Immunohistochemical staining of blood vessels was performed with alpha-smooth actin (α-SMA) (1:400) as primary antibody at room temperature for one hour, followed by washing with PBS thrice. The anti-mouse-HRP conjugated secondary antibody was then added for 10 minutes, followed by washing with PBS thrice. Then 3,3’ diaminobenzidine (DAB) (0.7 gm/tablet) (Sigma) was added for one minute, followed by washing with PBS thrice. Finally, hematoxylin was added for one minute as a counter-stain for nuclei, followed by washing twice. For quantification, three sections of infarct area were chosen for each rat and three randomly selected high-power field (HPF) (x100) were analyzed for each section. The mean number per HPF for each animal was then determined by summation of all numbers divided by 9.
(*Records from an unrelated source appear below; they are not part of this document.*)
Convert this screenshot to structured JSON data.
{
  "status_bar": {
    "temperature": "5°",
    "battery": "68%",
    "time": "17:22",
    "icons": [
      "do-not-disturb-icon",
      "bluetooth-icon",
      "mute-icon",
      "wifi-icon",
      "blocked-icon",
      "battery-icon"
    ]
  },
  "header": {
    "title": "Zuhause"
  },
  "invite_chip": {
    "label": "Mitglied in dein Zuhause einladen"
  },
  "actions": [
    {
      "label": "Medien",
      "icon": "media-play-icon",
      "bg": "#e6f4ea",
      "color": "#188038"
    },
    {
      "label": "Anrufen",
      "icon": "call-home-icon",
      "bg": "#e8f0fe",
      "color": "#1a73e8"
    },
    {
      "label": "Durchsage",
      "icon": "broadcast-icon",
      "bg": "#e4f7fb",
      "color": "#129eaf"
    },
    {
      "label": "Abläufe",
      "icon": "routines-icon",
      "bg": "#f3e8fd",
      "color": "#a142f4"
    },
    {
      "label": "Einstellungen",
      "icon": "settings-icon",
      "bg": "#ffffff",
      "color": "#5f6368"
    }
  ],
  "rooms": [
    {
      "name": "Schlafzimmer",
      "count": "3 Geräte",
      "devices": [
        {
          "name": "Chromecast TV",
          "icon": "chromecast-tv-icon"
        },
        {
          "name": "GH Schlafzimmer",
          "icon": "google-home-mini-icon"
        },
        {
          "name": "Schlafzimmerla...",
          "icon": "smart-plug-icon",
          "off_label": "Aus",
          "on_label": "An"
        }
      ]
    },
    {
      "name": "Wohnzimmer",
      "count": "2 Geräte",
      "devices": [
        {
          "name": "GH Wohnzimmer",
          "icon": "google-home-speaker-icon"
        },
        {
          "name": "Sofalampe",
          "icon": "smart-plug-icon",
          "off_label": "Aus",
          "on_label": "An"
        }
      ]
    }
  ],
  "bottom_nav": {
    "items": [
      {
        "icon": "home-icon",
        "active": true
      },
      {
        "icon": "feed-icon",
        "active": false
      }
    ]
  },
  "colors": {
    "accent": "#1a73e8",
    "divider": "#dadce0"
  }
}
Quantitative data are expressed as means ± SD. Statistical analysis was adequately performed by ANOVA followed by Bonferroni multiple-comparison post hoc test. Statistical analysis was performed using SAS statistical software for Windows version 8.2 (SAS institute, Cary, NC). A probability value <0.05 was considered statistically significant.
This study was supported by a grant from the Ministry of Science and Technology, R.O.C. (Grant number: MOST104-2314-B-182-055- and a program grant from Chang Gung Memorial Hospital, Chang Gung University (Grant number: NMRPD1E1381))
Author contributionsJJS, HEA, CKS, and HKY conceived of the study, and participated in the design of the study, data acquisition and analysis as well as drafting the manuscript. BCC, HJC, PHS, KHC, CCY, and YTC, and were responsible for the laboratory assay and troubleshooting. JYC, PYL, SC, HTC, and SYC participated in data acquisition, analysis, and interpretation. All authors read and approved the final manuscript.
CONFLICTS OF INTEREST
The authors declare that they have no conflicts of interest.